By Joe Mandak
Associated Press
PITTSBURGH — Security planning for the Group of 20 economic summit in Pittsburgh is a numbers game driven by questions that can’t readily be answered: How many police officers will be needed for thousands of protesters and how many arrests can be safely and fairly processed in courts?
Police Chief Nate Harper asked 100 U.S. police departments for manpower because he wants 4,000 officers and the city has fewer than 900, though Harper has about doubled that with commitments from regional agencies.
Yet most plans to safeguard the international gathering Sept. 24-25 at the city’s convention center remain highly secretive and in flux - as intelligence and other factors change. Each new answer, it seems, begets another question.
For example, Harper says his 4,000-officer estimate depends on the yet-to-be-determined security perimeter. U.S. Secret Service agents will visit next week to begin that process.
Harper must also house the reinforcements, possibly in officers’ homes, nearby military bases or a “tent city.” Harper assumes he’ll get federal funds, but he can’t guarantee that.
Washington, D.C., is sending a police consultant on crowd control and First Amendment demonstrations, said D.C. Assistant Chief Patrick Burke.
The district doubled its 4,000-officer force with outside police for President Barack Obama’s inauguration, which drew 1.8 million people. The extra officers were used mostly for crowd control, Burke said. Washington’s G-20 gathering in November was uneventful, even without extra police, he said.
“Even when there are crowds for demonstrations, you have to keep in mind people’s First Amendment rights. You have to balance that with the need for security,” Burke said.
Seattle’s retired police chief, Norm Stamper, said Harper’s estimate of 4,000 officers shows Pittsburgh has learned from rioting outside the 1999 World Trade Organization meetings.
“We didn’t have nearly that many officers and that was a huge problem,” Stamper said.
Stamper had about 900 officers plus brass and detectives who hadn’t done street duty in years and a few hundred from outlying departments.
But the Seattle police weren’t mentally prepared for violence despite problems at a WTO event in Geneva months before.
“We naively assumed this was a European phenomenon, and that we had not seen that kind of violence in this country since the anti-war movement of the 1960s and 1970s,” Stamper said.

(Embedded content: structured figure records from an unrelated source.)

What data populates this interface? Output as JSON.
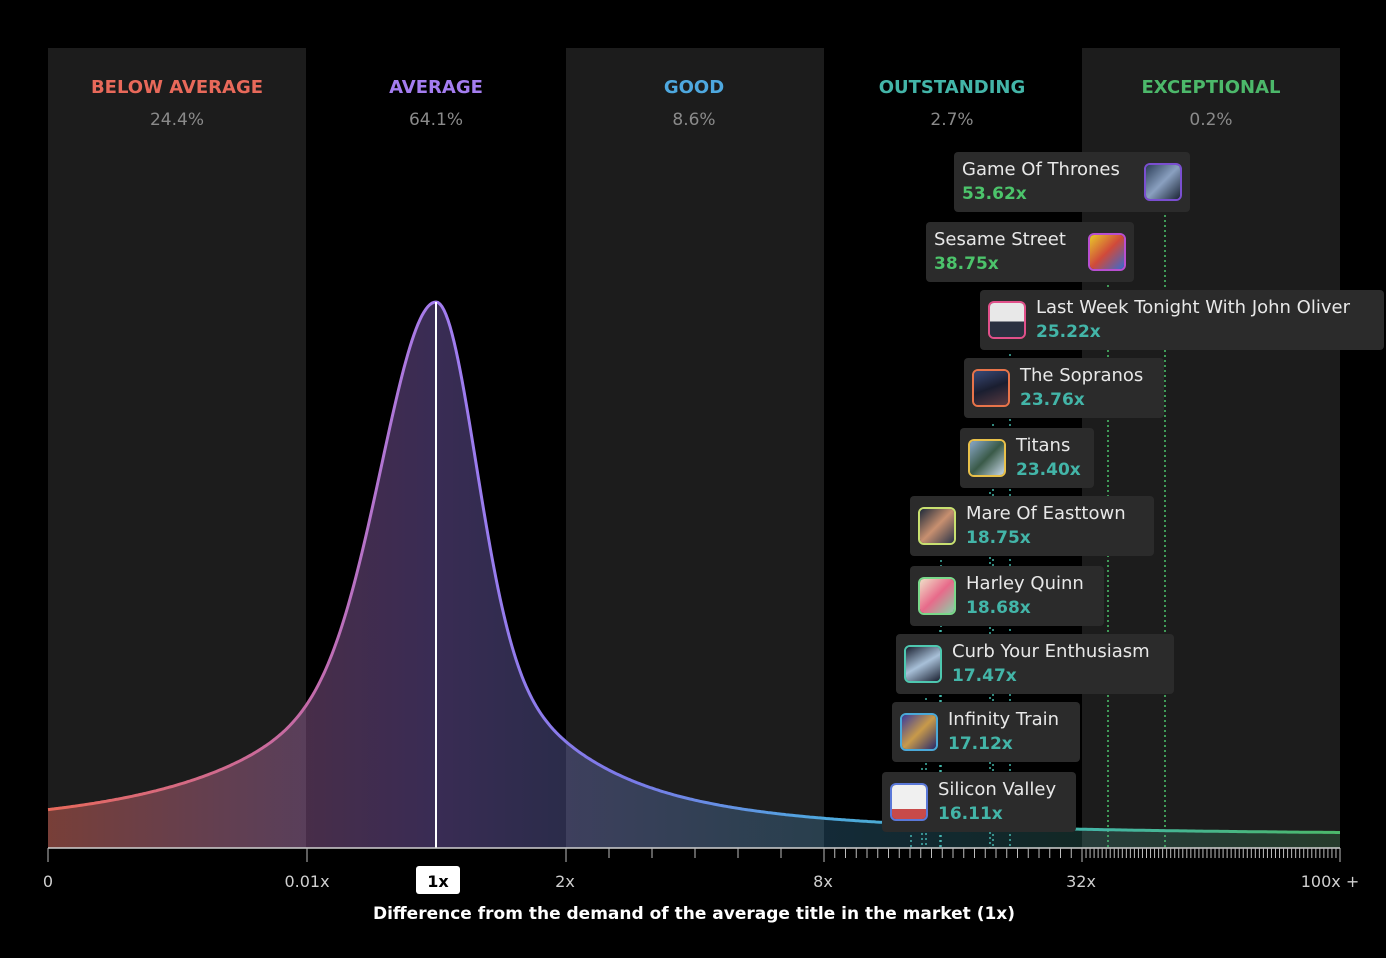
{
  "chart_data": {
    "type": "area",
    "title": "",
    "xlabel": "Difference from the demand of the average title in the market (1x)",
    "ylabel": "",
    "x_ticks": [
      "0",
      "0.01x",
      "1x",
      "2x",
      "8x",
      "32x",
      "100x +"
    ],
    "highlighted_tick": "1x",
    "bands": [
      {
        "name": "BELOW AVERAGE",
        "share": "24.4%",
        "color": "#e8695a"
      },
      {
        "name": "AVERAGE",
        "share": "64.1%",
        "color": "#a47df0"
      },
      {
        "name": "GOOD",
        "share": "8.6%",
        "color": "#4ea8df"
      },
      {
        "name": "OUTSTANDING",
        "share": "2.7%",
        "color": "#43b5a8"
      },
      {
        "name": "EXCEPTIONAL",
        "share": "0.2%",
        "color": "#4cb86a"
      }
    ],
    "titles": [
      {
        "name": "Game Of Thrones",
        "value": 53.62,
        "label": "53.62x",
        "color": "#4cc46b",
        "thumb": "#7a4fd0"
      },
      {
        "name": "Sesame Street",
        "value": 38.75,
        "label": "38.75x",
        "color": "#4cc46b",
        "thumb": "#b84fd0"
      },
      {
        "name": "Last Week Tonight With John Oliver",
        "value": 25.22,
        "label": "25.22x",
        "color": "#43b5a8",
        "thumb": "#e0508a"
      },
      {
        "name": "The Sopranos",
        "value": 23.76,
        "label": "23.76x",
        "color": "#43b5a8",
        "thumb": "#e8744a"
      },
      {
        "name": "Titans",
        "value": 23.4,
        "label": "23.40x",
        "color": "#43b5a8",
        "thumb": "#e8c04a"
      },
      {
        "name": "Mare Of Easttown",
        "value": 18.75,
        "label": "18.75x",
        "color": "#43b5a8",
        "thumb": "#c8e070"
      },
      {
        "name": "Harley Quinn",
        "value": 18.68,
        "label": "18.68x",
        "color": "#43b5a8",
        "thumb": "#7ad88a"
      },
      {
        "name": "Curb Your Enthusiasm",
        "value": 17.47,
        "label": "17.47x",
        "color": "#43b5a8",
        "thumb": "#4ec8b0"
      },
      {
        "name": "Infinity Train",
        "value": 17.12,
        "label": "17.12x",
        "color": "#43b5a8",
        "thumb": "#4aa8d8"
      },
      {
        "name": "Silicon Valley",
        "value": 16.11,
        "label": "16.11x",
        "color": "#43b5a8",
        "thumb": "#5a78d8"
      }
    ]
  }
}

In Seattle, police arrested about 500 protesters out of an estimated 50,000 that descended on that city for the WTO meeting. That included 175 people who sued for wrongful arrest, saying they merely staged a peaceful protest in an area deemed a “no protest zone” by the police. The city’s insurance carrier settled those claims for $1 million.
Organizers in Pittsburgh have said only that several thousand protesters are expected in September.
Advocates for the protesters have already told city officials that outfitting police in riot gear would fuel violence. Mayor Luke Ravenstahl has said he wants to prevent problems by meeting beforehand with protest groups.
Stamper found out that’s no guarantee.
He said he even mapped out plans for protesters to get TV face time as they were arrested, but anarchists still hurled bricks then blended into crowds by pushing baby carriages or wearing costumes. That prompted the decision Stamper most regrets, firing tear gas that he says escalated the melee.
“Philosophically, if I need to be pigeonholed, I would be on the side of those who opposed the WTO,” Stamper said. “But, I’m sorry, you can’t throw a brick to send that message.”
Harper says police should arrest only those who threaten health and safety.
Allegheny County plans to process arrestees at its family law center - the former county jail with room for about 250 prisoners.
“We’re going to be preparing for, obviously, mass arrests,” court administrator Ray Billotte said. “We hope it doesn’t come to fruition, but if it does we’ll be prepared.”